Erdoğan is not the only NATO leader to have established warm relations with Putin. Think of former Italian Prime Minister Silvio Berlusconi a few years ago, or Hungarian Prime Minister Viktor Orbán today.

He is, however, the only NATO leader to have purchased advanced air defense missiles from Russia, instead of buying Western equipment that could be integrated into NATO’s air defense network.

Turkey’s Recep Erdogan with UN Secretary General António Guterres at the signing of an agreement allowing Ukrainian grain exports to transit through the Black Sea | Ozan Koze/AFP via Getty Images

He is also the only NATO leader – though not the first Turk – to threaten an ally with force, as he did a few weeks ago in a series of tweets in Greek.

Within NATO, Erdoğan has also been disruptive, often using the Alliance’s reliance on consensus to try to get his way – or block the deal. Unlike almost all other allies, Turkey is happy to exercise its veto and be left alone to try to get what it wants.

For example, upset by Israeli military actions against a Turkish supply ship attempting to break the blockade of Gaza, Ankara blocked NATO collaboration with Israel for years. Insisting that NATO consider the threat of Kurdish terrorism as a threat to NATO, Erdoğan also blocked approval of Alliance contingency plans to defend Poland and the Baltic States.

And just a few weeks ago, Turkey used its veto again, this time to block an invitation from Sweden and Finland to join NATO. Although the issue was resolved in time for a formal invitation to be issued at the Madrid summit in June, given that final membership requires all NATO countries to ratify the step, Ankara still holds the final map to find out if and when the two Nordic countries will join the Alliance.

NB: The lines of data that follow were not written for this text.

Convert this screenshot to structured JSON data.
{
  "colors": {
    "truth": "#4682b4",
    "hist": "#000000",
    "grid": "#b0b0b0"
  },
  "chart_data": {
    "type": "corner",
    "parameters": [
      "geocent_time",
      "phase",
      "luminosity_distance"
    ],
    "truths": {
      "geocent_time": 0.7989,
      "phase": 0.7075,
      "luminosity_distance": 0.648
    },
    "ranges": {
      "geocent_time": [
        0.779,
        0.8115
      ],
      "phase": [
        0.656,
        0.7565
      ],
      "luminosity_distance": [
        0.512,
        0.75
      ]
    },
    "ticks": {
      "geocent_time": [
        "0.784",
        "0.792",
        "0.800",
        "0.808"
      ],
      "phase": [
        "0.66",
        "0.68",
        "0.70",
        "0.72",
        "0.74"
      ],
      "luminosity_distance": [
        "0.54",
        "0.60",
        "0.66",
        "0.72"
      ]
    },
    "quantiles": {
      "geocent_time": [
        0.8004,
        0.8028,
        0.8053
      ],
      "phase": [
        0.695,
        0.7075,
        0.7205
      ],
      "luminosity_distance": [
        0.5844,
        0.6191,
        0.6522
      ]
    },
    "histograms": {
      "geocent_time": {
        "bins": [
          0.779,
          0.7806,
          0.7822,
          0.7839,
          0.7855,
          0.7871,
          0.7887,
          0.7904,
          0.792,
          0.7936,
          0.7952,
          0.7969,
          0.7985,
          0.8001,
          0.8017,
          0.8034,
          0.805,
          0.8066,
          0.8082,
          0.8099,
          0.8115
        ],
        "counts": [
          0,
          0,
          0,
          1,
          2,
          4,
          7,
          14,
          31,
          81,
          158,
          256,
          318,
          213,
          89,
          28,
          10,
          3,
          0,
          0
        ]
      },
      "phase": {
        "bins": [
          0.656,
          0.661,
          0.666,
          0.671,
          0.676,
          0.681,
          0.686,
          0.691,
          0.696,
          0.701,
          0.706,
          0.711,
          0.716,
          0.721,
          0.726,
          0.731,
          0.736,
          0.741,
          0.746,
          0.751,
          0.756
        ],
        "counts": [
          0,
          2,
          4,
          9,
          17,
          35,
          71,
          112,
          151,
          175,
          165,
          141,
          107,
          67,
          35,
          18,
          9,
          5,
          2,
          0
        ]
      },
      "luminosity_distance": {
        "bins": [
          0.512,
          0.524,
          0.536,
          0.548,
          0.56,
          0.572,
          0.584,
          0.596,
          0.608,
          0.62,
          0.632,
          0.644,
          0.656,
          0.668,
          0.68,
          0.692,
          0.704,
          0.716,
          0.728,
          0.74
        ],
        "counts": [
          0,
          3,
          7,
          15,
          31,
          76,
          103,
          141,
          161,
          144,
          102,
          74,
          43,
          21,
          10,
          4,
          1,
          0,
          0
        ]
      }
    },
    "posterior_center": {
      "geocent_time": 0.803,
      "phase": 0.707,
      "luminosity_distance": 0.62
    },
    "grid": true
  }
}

But now, after Erdoğan’s refusal to impose sanctions on Russia for his outrageous invasion of Ukraine, his adherence to unsavory leaders and Islamic extremists, and his tactics in NATO, some have begins to Argue that the time has come to suspend or exclude Turkey from the Alliance.

There are, however, a few problems with this proposal – one practical, the other strategic.

By its very nature, the very principle of consensus that Turkey has successfully exploited for its own ends makes it impossible for it to be suspended or expelled from NATO without Ankara’s agreement. While Turkey can withdraw from NATO at any time – as France did from its military structure in 1966 – the Alliance would need consensus to eject a member. So NATO’s Catch-22: its consensus rule can only be changed by consensus.

There is also a strategic reason to keep Turkey in NATO and to try to use diplomacy, persuasion and pressure to play the game in Ankara: inside or outside, Turkey occupies a strategically vital place for the Alliance, with close ties to the Middle East and the caucuses that no other ally has or can replicate. It sometimes plays a useful role in bringing together otherwise recalcitrant parties, as its relations with Kyiv and Moscow have already underlined. And it can and has made a significant contribution to the common defense of the Atlantic Alliance.

In other words, Turkey is an ally that is increasingly difficult to live with and almost impossible to live without. Or, as former US President Lyndon Johnson said of FBI Director J. Edgar Hoover, “It’s probably better to have him inside the tent pissing, than outside.” ‘outside the tent pissing.’